Pense-t-il avec cette étape soulager ses douleurs lombaires ? Par ses réponses,
le client révèle ses attentes. Une information cruciale. Elle procure au
praticien la première opportunité en classe d'influencer profondément les
expectatives d'efficacité de chaque lombalgique. Une intervention requise pour
s'assurer toute la marge de manoeuvre nécessaire en vue de remplir le contrat.
Une intervention d'autant plus importante que le but de l'École interactionnelle
vise à se prendre en charge pour s'autotraiter. La présentation de l'ensemble
des étapes de l'École s'achève avec l'arrivée de la pause. Une heure exactement
après le début de la leçon . L'animateur participe à cette pause en appliquant
la tactique thérapeutique position symétrique dans ses échanges avec les
participants
(diapo # 1-18).
Objectif 2 : contrat
La négociation du contrat débute immédiatement après la pause. Le praticien
rappelle que le contrat sert à clarifier les attentes réciproques. L'entente à
établir concerne essentiellement deux éléments : réduction de la douleur et
deux objectifs personnels
(figure 5.1). Pour
préciser le pourcentage de réduction à inscrire sur le contrat, l'animateur
introduit l'importante discussion suivante par cette remarque
(diapos # 1-19 à # 1-20)
« si le traitement dans lequel vous vous engagez diminuait votre mal de
dos de un pour cent (1 %), cela ne constituerait évidemment pas une
diminution suffisante. Pour vous, quelle serait , la plus petite diminution de
la douleur que vous considéreriez comme une amélioration importante, pour
justifier vos efforts à la suite de ce traitement ? » Le praticien
pose cette question à chacun des participants et note sa réponse. Dans cette
discussion, il ne faut pas oublier l'état de chronicité des lombalgiques et,
surtout, le fait qu'il s'agit d'un changement minimal. Le pourcentage de
réduction de la douleur doit se situer entre 5 et 25 %. Au client qui
choisit le maximum (soit 25 %), le praticien tente de négocier la
réduction de ce pourcentage de deux façons. Premièrement, en rappelant au
lombalgique que plus le pourcentage est élevé, plus il devra consacrer de temps
chaque semaine aux activités prévues au programme. Ce qui signifie également
plus d'efforts et plus de douleur. Deuxièmement, en lui demandant :
«&nbp;En supposant que vous obteniez une réduction de 20 % au lieu
de 25 %, ce résultat de 20 % signifierait-il pour vous que cela ne
valait pas la peine de participer à l'École du dos ? ».

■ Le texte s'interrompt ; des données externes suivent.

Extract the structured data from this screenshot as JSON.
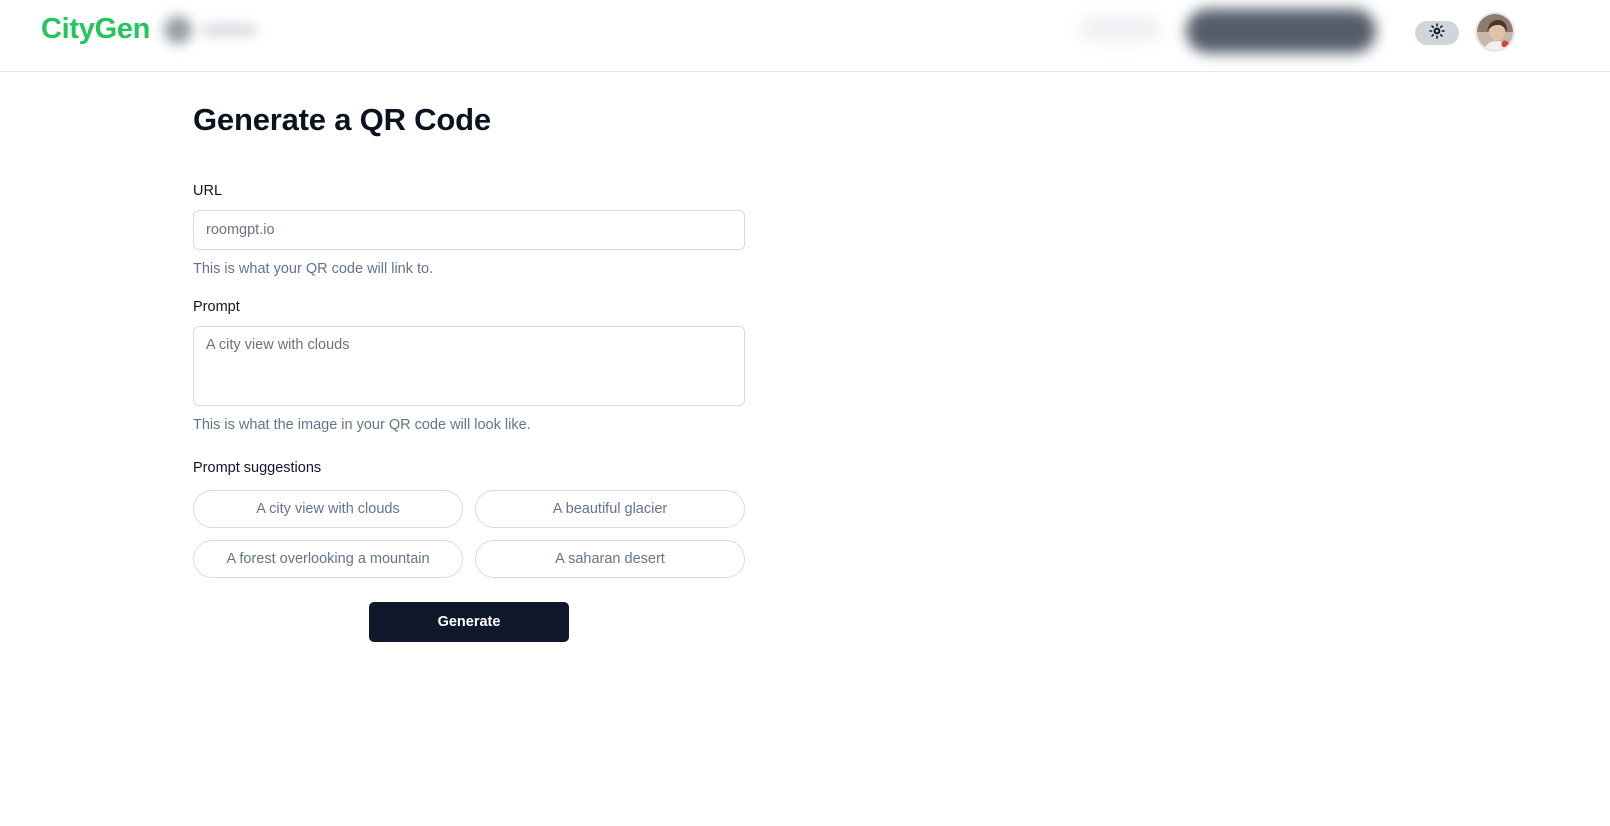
{
  "header": {
    "brand": "CityGen",
    "theme_toggle_icon": "sun-icon",
    "avatar_icon": "user-avatar"
  },
  "form": {
    "title": "Generate a QR Code",
    "url": {
      "label": "URL",
      "placeholder": "roomgpt.io",
      "value": "",
      "helper": "This is what your QR code will link to."
    },
    "prompt": {
      "label": "Prompt",
      "placeholder": "A city view with clouds",
      "value": "",
      "helper": "This is what the image in your QR code will look like."
    },
    "suggestions": {
      "label": "Prompt suggestions",
      "items": [
        "A city view with clouds",
        "A beautiful glacier",
        "A forest overlooking a mountain",
        "A saharan desert"
      ]
    },
    "generate_label": "Generate"
  },
  "colors": {
    "brand": "#22c55e",
    "primary_button": "#0f172a",
    "muted_text": "#64748b",
    "border": "#d7dbe0"
  }
}
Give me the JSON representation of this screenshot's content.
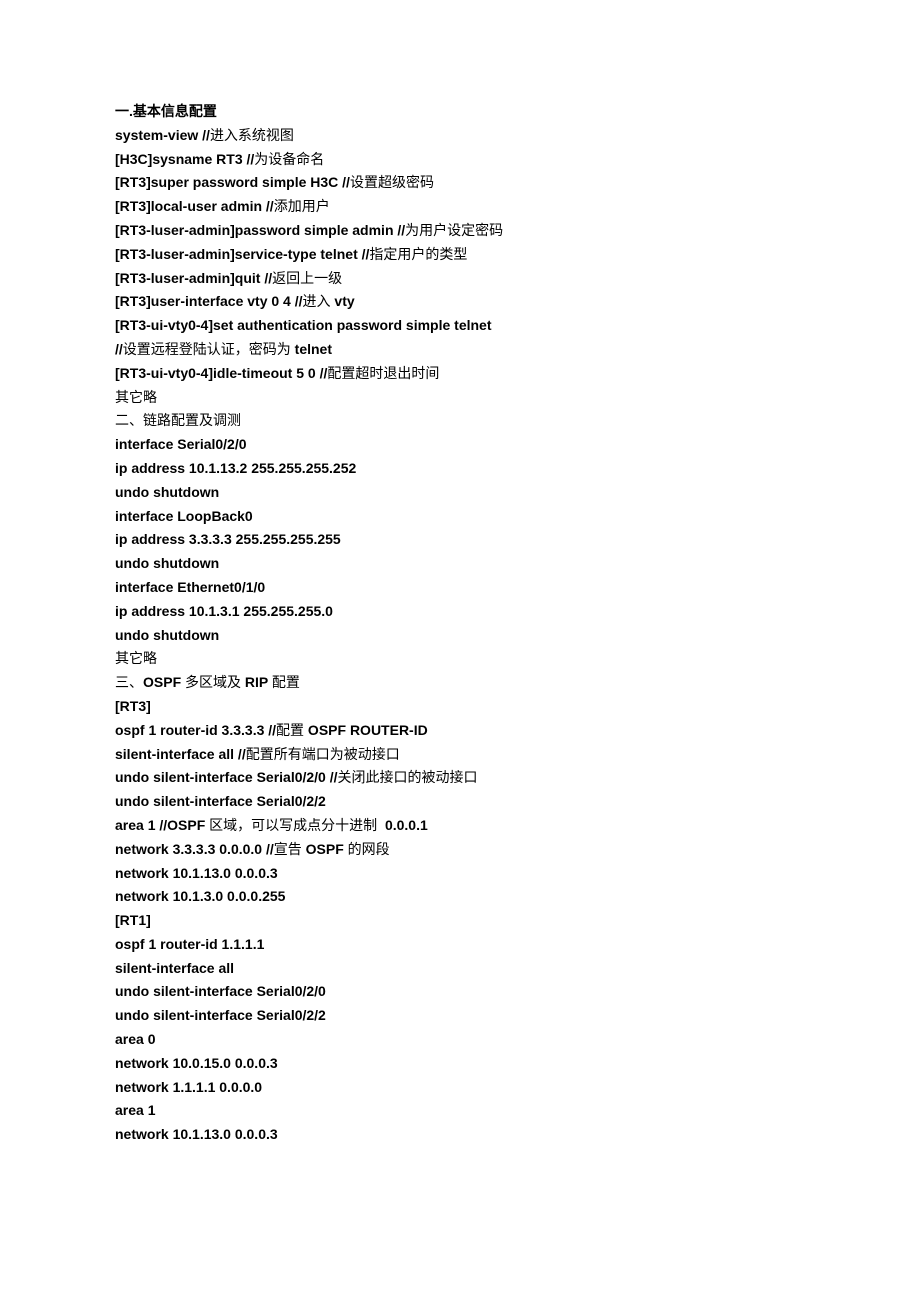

Un seul but : obtenir le plus petit pourcentage possible de réduction pour
s'assurer ainsi que le lombalgique puisse l'atteindre et même le dépasser. En
consacrant tout le temps nécessaire à cette négociation, l'animateur opère un
ajustement substantiel des attentes des clients. Il lie étroitement les efforts
personnels à consentir et le résultat escompté. La question sur « la plus
petite » diminution n'est pas facile à saisir pour le lombalgique qui
souhaite (toujours) une réduction totale de sa douleur lombaire. Durant cette
négociation, le praticien prend donc soin de répéter que nous visons tous une
réduction supérieure à celle qui sera inscrite au contrat. Pour le moment, sa
tâche consiste simplement à déterminer la plus petite réduction acceptable.
Le changement minimal - la plus petite réduction de la douleur, satisfaisante
pour le lombalgique et justifiant sa participation à l'École - reste la pierre
angulaire du contrat. Finalement, l'animateur explique que la réduction de la
douleur sera évaluée par comparaison entre la fin et le début de l'École. Aux
uns et aux autres, cette évaluation procurera une mesure concrète de l'effet
du traitement.
Le second élément du contrat concerne les objectifs personnels du client. Lors
de l'évaluation clinique, ce sujet a déjà été abordé avec lui. Procurez des
exemples d'objectifs poursuivis par d'autres participants en fournissant une
copie du tableau 5.2 à chacun de vos participants. D'ici la prochaine rencontre,
invitez-les à inscrire au verso du contrat au moins cinq objectifs personnels
qui les stimuleraient à poursuivre. Au cours de la seconde rencontre, après
discussion avec l'animateur, deux seront inscrits au contrat.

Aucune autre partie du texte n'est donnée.